Pada 1930, seorang pengusaha berasal dari Swedia, Gosta Bjorklund membuka perkebunan kopi seluas 56.000 hektare di lereng Barat dan Utara Gunung Tambora. Pada masa itulah, kopi Tambora mulai terkenal hingga mancanegara.
Peninggalan Belanda
Perkebunan peninggalan kolonial Belanda ini merupakan salah satu dari tiga kawasan sentral produksi kopi yang ada di Provinsi Nusa Tenggara Barat. yakni kopi Rinjani varietas Arabika di Sembalun yang berada di lembah pegunungan Rinjani.
Perkebunan kopi Tepal juga varietas Arabika di sentra kopi Tepal di pegunungan Batu Lanteh di Kabupaten Sumbawa dan kopi Tambora varietas Robusta dikembangkan di Kabupaten Dompu dan Kabupaten Bima.
Pada perjalanan selanjutnya tahun 1943, lahan yang terbentang di lereng kaki Gunung Tambora itu dikekola oleh NV. Pasuma, kemudian pada 1977 secara resmi dikelola oleh PT Bayu Aji Bima Sena Jakarta.
Namun seiring perjalanan waktu perkebunan kopi peninggalan Belanda di lereng Tambora itu pada 2001 PT Bayu Aji menghentikan operasi perkebunan kopi. Ratusan hektar lahan dan aset senilai miliaran dan sekitar 150 pegawai menjadi tak bertuan.
Setahun kemudian, pemerintah Kabupaten Bima mengambil alih pengelolaan kawasan perkebunan kopi tersebut dalam kondisi yang cukup memprihatinkan. Tanaman Kopi yang produktif hanya 80 hektare dengan produksi hanya 150 kilogram per hektare. Kasus penjarahan kopi oleh masyarakat sekitar menjadi persoalan lain yang dihadapi permintah daerah.
Untuk menyehatkan kembali perkebunan kopi peninggalan Belanda itu Pemerintah Kabupaten Bima cukup banyak mengalokasikan dana. Kini setelah 10 tahun berlalu, perkebunan kopi Tambora mulai menunjukkan peningkatan hasil yang cukup signifikan.
Luas lahan tanaman kopi yang produktif bisa mencapai 146 hektar. Dengan total produksi mencapai 30 ribu ton per tahun. Bahkan perkebunan kopi itu menyumbang pendapatan asli daerah mencapai Rp200 juta hingga Rp350 juta per tahun.

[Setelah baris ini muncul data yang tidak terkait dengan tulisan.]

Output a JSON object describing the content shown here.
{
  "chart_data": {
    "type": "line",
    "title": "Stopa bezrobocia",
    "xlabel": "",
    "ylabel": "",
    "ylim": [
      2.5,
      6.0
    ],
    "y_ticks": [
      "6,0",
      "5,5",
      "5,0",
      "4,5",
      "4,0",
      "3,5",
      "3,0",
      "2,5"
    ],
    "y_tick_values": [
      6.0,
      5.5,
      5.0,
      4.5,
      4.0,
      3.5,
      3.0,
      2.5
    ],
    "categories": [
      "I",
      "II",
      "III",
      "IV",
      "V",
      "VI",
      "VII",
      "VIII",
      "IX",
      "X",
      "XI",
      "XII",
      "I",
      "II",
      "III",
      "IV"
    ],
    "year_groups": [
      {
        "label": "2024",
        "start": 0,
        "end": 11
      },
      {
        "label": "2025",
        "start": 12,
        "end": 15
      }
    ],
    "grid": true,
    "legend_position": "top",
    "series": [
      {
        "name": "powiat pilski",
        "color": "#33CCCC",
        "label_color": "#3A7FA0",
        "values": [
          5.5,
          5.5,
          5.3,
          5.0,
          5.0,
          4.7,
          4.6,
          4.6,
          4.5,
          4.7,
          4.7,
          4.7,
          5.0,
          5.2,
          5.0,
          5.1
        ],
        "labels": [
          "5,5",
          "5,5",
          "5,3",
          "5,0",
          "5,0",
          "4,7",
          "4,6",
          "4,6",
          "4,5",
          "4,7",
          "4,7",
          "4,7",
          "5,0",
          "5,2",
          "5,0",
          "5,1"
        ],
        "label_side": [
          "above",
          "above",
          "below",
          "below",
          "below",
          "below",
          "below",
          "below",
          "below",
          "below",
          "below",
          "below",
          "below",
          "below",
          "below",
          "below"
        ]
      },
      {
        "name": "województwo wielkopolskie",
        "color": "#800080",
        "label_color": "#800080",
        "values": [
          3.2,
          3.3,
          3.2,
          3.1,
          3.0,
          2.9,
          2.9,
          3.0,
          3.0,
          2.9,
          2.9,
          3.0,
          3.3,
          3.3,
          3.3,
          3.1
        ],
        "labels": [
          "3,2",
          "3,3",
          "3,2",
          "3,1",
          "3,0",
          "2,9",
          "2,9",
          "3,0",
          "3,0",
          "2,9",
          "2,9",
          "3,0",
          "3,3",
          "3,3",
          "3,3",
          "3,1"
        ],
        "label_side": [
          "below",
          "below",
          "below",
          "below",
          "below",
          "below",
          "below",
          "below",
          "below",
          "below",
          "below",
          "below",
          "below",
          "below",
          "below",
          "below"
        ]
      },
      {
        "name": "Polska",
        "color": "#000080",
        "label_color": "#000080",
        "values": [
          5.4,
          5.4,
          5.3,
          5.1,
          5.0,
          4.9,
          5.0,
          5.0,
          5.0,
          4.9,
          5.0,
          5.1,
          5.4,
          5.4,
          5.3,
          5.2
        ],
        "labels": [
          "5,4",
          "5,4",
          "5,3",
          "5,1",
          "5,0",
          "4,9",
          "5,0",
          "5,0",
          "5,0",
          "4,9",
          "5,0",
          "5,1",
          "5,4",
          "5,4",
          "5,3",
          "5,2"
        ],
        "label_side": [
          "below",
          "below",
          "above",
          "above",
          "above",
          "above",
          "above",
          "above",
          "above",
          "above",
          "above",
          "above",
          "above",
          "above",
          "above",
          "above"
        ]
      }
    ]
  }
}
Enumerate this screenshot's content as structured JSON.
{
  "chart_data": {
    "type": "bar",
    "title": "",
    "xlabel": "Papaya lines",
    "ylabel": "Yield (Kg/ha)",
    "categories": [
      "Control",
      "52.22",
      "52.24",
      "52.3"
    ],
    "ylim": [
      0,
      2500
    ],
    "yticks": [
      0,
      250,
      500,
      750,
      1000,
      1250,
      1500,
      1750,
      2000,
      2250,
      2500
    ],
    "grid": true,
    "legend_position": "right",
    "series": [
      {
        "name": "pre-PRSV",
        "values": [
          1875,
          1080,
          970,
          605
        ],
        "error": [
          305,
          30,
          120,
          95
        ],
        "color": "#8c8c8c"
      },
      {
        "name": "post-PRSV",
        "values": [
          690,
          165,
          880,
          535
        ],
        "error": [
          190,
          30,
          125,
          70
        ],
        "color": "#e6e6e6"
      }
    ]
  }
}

Pemasukan daerah yang bersumber dari perkebunan kopi Tambora itu masih jauh dari harapan, karena yang bisa dihasilkan sejatinya bisa berkali lipat dari jumlah itu.
Dinas Perindustrian NTB berupaya mempromosikan kopi NTB ke luar daerah, termasuk yang berasal dari perkebunan kopi peninggalan Belanda di lereng Tambora.
Kepala Dinas Perindustrian NTB Baiq Eva Nurcahyaningsih (kini digantikan Andi Pramaria) mengatakan kopi andalan yang dipromosikan adalah kopi Tambora dan Tepal yang diproduksi petani di Pulau Sumbawa. Selain itu, kopi Sembalun di Kabupaten Lombok Timur, serta kopi dari kabupaten lain yang memiliki cita rasa khas tersendiri.
Kopi NTB, menurut Eva, sebenarnya sudah cukup dikenal di dalam dan luar negeri. Bahkan, sudah diekspor ke beberapa negara, namun volumenya masih relatif kecil.
Karena itu upaya promosi dengan memanfaatkan berbagai event skala nasional dan internasional terus digalakkan. Badan Promosi Pariwisata Daerah (BPPD) NTB juga akan membantu mempromosikan komoditas unggulan hasil perkebunan tersebut.
Menurut data Dinas Pertanian dan Perkebunan NTB, potensi pengembangan tanaman kopi mencapai 31.016 hektare, namun yang sudah dimanfaatkan sekitar 12.500 hektare dengan tingkat produktivitas lahan mencapai 450-700 kilogram per hektare.
Selain perkebunan kopi peninggalan Belanda di Pulau Sumbawa juga cukup banyak masyarakat yang mengembangkan perkebunan kopi. Umumnya yang dijadikan lokasi kebun kopi mencapai 1.200 meter di atas permukaan laut, namun disesuaikan dengan masing-masing varietas.
Sejatinya dalam perjalanan panjang sejarah perkopian di NTB telah menghasilkan kopi bercita rasa tinggi yang tidak kalah dengan kopi dari daerah lain di Tanah Air.(*)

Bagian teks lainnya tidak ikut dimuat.